Casa de Anne Frank 1 Zanzemos Thatiane Ferrari

Imagine ficar dois anos completamente trancado com mais sete pessoas em um espaço apertado, sendo obrigado a acordar todos os dias para viver uma rotina no silêncio com medo do esconderijo ser descoberto a qualquer momento. Essa é a história de Anne Frank, uma das mais famosas vítimas da perseguição nazista aos judeus durante a Segunda Guerra Mundial.

Em 1945, após morrer de tifo em um campo de concentração na Alemanha aos quinze anos de idade, a garota deixou ao mundo seu diário com páginas que mostram, em meio aos encantos da puberdade, o que é viver em tempos de genocídio.

O Diário de Anne Frank original fez parte da minha adolescência. Foi por meio dele que tive meu primeiro contato com essa parte da história, com os horrores de Hitler e a crença doentia das raças superiores. Seus escritos rodaram o mundo e deram voz aos milhões de judeus mortos no holocausto, sendo traduzidos para mais de setenta idiomas.

Desde 1960, Amsterdam, na Holanda abriga a “Casa de Anne Frank”, um museu que chama a atenção de todos para a história de vida da garota judia, com o objetivo promover uma reflexão sobre os perigos do antissemitismo, da discriminação e do racismo, além de reforçar a importância da democracia, liberdade e igualdade de direitos.
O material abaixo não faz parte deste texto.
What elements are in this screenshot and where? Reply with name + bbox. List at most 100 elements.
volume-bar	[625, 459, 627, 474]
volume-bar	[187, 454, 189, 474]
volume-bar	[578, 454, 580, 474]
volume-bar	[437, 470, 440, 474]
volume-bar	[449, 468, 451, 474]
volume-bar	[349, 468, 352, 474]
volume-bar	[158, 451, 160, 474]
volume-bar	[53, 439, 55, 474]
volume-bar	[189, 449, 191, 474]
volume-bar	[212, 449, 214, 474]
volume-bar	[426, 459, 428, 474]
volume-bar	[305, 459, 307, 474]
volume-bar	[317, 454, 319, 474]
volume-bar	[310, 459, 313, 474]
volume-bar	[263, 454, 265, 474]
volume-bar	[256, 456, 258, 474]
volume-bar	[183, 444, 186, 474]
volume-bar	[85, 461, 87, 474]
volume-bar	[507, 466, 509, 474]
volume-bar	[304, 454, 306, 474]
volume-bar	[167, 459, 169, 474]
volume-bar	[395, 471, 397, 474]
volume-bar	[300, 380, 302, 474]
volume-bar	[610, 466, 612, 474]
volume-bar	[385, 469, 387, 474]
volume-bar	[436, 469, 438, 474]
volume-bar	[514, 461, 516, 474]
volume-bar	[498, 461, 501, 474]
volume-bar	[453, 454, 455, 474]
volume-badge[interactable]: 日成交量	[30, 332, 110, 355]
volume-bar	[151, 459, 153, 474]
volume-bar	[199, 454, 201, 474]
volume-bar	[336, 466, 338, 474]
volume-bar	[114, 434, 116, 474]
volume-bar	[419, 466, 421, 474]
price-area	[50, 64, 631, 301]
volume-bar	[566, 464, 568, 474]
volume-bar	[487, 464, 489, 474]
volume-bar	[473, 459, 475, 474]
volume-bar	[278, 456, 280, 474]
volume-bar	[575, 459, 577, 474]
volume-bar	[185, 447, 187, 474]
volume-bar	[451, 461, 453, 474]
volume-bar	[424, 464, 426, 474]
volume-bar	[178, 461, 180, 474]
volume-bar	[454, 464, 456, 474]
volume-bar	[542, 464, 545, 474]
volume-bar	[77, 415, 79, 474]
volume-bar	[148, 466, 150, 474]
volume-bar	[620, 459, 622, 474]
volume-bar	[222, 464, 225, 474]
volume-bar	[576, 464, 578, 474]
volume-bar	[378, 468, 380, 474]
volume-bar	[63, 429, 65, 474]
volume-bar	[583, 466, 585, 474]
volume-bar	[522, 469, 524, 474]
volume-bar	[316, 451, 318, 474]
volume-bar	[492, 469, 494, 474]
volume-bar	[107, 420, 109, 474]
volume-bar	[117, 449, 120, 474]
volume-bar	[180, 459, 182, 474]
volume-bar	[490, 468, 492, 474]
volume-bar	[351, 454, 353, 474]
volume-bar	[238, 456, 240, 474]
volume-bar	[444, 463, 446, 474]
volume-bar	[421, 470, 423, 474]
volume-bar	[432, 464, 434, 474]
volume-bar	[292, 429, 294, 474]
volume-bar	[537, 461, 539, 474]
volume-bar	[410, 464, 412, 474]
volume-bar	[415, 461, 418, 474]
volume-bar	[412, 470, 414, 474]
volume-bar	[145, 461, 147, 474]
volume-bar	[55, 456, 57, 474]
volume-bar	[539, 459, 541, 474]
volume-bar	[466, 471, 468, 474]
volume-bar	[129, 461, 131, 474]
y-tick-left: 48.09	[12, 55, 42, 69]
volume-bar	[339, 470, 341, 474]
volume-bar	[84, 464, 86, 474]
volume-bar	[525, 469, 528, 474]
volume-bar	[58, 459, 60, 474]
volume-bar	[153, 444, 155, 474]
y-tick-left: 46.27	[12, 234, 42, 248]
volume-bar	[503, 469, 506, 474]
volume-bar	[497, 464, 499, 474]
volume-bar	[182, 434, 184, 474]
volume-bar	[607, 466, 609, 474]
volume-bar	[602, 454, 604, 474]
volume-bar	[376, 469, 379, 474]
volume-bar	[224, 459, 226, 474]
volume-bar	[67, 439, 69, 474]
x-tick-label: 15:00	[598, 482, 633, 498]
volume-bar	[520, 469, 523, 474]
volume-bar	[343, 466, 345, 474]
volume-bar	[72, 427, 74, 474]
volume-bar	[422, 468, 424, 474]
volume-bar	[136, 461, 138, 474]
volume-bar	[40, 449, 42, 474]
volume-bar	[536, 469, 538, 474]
Para se ter uma ideia o local recebe cerca de um milhão de visitantes por ano, leitores que, assim como eu, sonhavam em conhecer o Anexo Secreto e sentir de perto ela, essa menina tão especial. Conhecer um lugar desses sempre é difícil e me remeteu muito ao dia em que fui até Auschwitz/Birkenau  , na Polônia.

 

Casa de Anne Frank 2 Zanzemos Thatiane Ferrari


Tive a oportunidade de visitá-lo e conto tudo aqui para vocês:

Ingressos 

É importante planejar com antecedência a sua visita. Das 9h até às 15h30, o museu recebe apenas as pessoas que compraram antecipadamente o ingresso pela internet. Após esse horário é que abrem as bilheterias para a venda do dia. Quando fui, comprei o ticket 2 meses antes pelo site. No dia da visita, vi que já tinha uma fila grande de espera desde às 13h30. O valor do ingresso é de E$ 9,00, mais uma taxa de reserva de E$ 0,50 por ticket.

 



    Veja também:  + Minha visita ao complexo Auschwitz-Birkenau



A visita  

Você deve chegar na hora exata, pois os bilhetes são válidos apenas na data e horário escolhidos. Expirados não podem ser mais utilizados. Ao entrar na recepção você já recebe o áudio-guia que conduzirá a visita em diversas línguas, inclusive português. Infelizmente não é permitido tirar fotos dentro do museu. Começamos por toda a parte de baixo, nos armazéns e escritórios da Opekta, empresa do pai de Anne, distribuidora de pectina, agente gelatinoso usado no preparo de geléias.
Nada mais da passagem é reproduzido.